Monday, December 16, 2013 | 325 | 0 | min read
On Dec. 6, the California Division of Workers' Compensation issued proposed revised Independent Medical Review regulations, subject to a 15-day comment period.
The proposed IMR regs contain elements that are totally unacceptable and which are, frankly, anti-worker.
First, some background.
Labor Code 4610.5(1), added as part of the 2012 SB 863 reforms, provides that upon notice from the DWC administrative director that IMR has been assigned to the IMR organization "the employer SHALL (emphasis added) provide to the independent medical-review organization all of the following documents within 10 days of notice of assignment:
(1) A copy of all of the employee's medical records in the possession of the employer or under the control of the employer relevant to each of the following:
- (A) The employee's current medical condition.
- (B) The medical treatment being provided by the employer.
- (C) The disputed medical treatment requested by the employee.
(3) A copy of any materials the employee or the employee's provider submitted to the employer in support of the employee's request for the disputed treatment.
(4) A copy of any other relevant documents or information used by the employer or its utilization-review organization in determining whether the disputed treatment should have been provided, and any statements by the employer or its utilization-review organization explaining the reasons for the decision to deny, modify or delay the recommended treatment on the basis of medical necessity.
It is worth highlighting that the statute is written in terms of what the employer is to provide to the IMR organization. The statute uses the term "SHALL" (emphasis provided) rather than "MAY."
The statute leaves no wiggle room on what SHALL be provided.
But it appears that the DWC is prepared to give employers a pass on what is to be provided to the IMR organization, Maximus.
Proposed reg 9792.10.5(a)(1)(A) provides that within specified time frames "the independent medical review organization shall receive from the claims administrator all of the following documents" which per 9792.10.5(a)(1)(B) is to include the following:
"A copy of all reports of the requesting physician relevant to the employee’s current medical condition produced within six months prior to the date of the request for authorization, including those that are specifically identified in the request for authorization or in the utilization review determination. If the requesting physician has treated the employee for less than six months prior to the date of the request for authorization, the claims administrator shall provide a copy of all reports relevant to the employee’s current medical condition produced within the described six-month period by any prior treating physician or referring physician."
OK. So far so good.
But read on. Here's where the proposed regs give the employer's claims representative a pass.
A new provision has been inserted into the proposed IMR regs as 9792.10.6(b)(2) that reads as follows:
"If a claims administrator fails to submit the documentation required under section 9792.10.5(a)(1), a medical reviewer may, if possible, issue a determination as to whether the disputed medical treatment is medically necessary based on a summary of medical records listed in the utilization review determination issued under section 9792.9.1(e)(5), and any documents submitted by the employee or requesting physician under section 9792.10.5(b) or (c)."
In other words, a Maximus IMR reviewer would be able to make a decision without reviewing ANY (emphasis added) records, perhaps relying on a statement of a utilization review doctor who may or may not have reviewed contextual records, but who was not likely to have reviewed the records that Labor Code 4610.5(l) says "SHALL" (emphasis added) be provided to the IMR by the employer.
The effect of this will serve as a disincentive to claims reps to send records to IMR as required. In essence, a claims rep can decide that it is too difficult to prepare six months of contextual medical records, knowing that the Maximus doctor may just "top sheet it" by relying on the UR doctor.
In the run-up to SB 863 passage in 2013, I had discussions about IMR with prominent employer and union strategists who were key players in the negotiations. Both sides repeatedly said that IMR would result in quality medical reviews so that injured workers could get timely, appropriate and high-quality care.
These proposed regs, if allowed to go into effect, will allow IMR reviewers to essentially rubber stamp the UR review.

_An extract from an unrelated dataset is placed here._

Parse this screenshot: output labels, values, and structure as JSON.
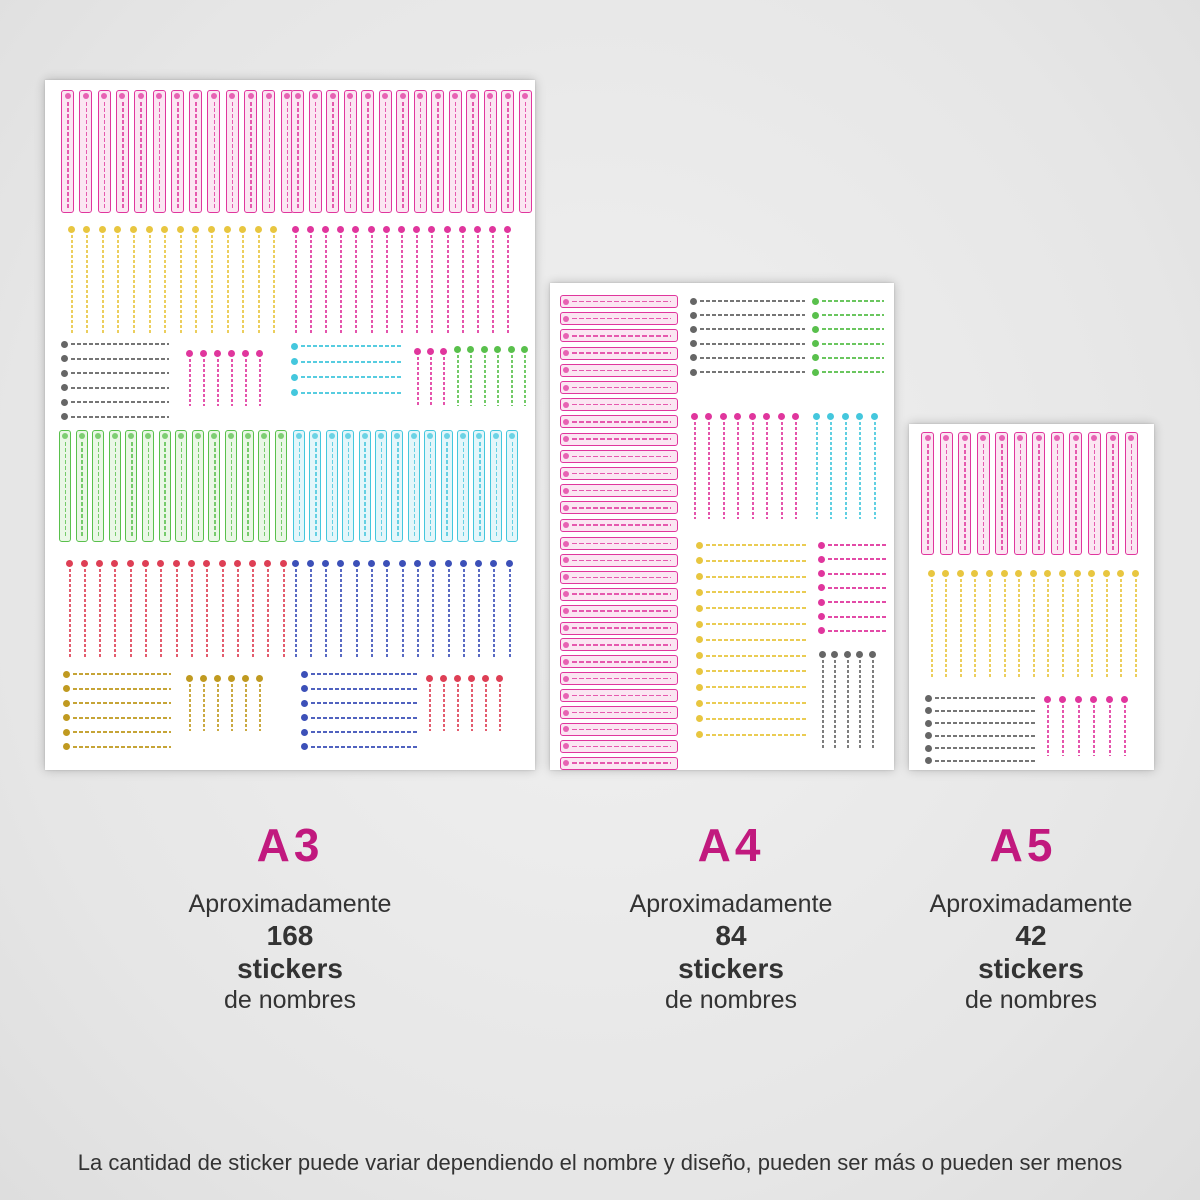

While it is true that the proposed regs allow the workers' attorney or doctor to submit medical records, that does little for unrepresented injured workers who are the most vulnerable.
Moreover, even in cases where a worker is represented, the worker's attorney may not have his or hands on the medical reports and records in time to submit them to the IMR reviewer. Despite WCAB rules that require service of medical reports, many insurers constantly ignore such a mandate, meaning that the attorney is not in a position to submit the documents to IMR. Can't submit what you don't have.
I can understand that the DWC is in shock about the volume of IMR requests, said to be more than 20,000 in October alone.
IMR and UR are to be the subject of a DWC-sponsored stakeholder meeting in January. It would be ideal if all stakeholders attended with the attitude of improving the efficiency and fairness of the system.
Unfortunately, the regs as proposed will be seen as an unwelcome signal that the DWC intends to administer the IMR system in a way most unfair to workers, as well as in a way that departs from statutory requirements.
Julius Young is an applicants' attorney for the Boxer & Gerson law firm in Oakland. This column was reprinted with his permission from his Workers' Comp Zone blog.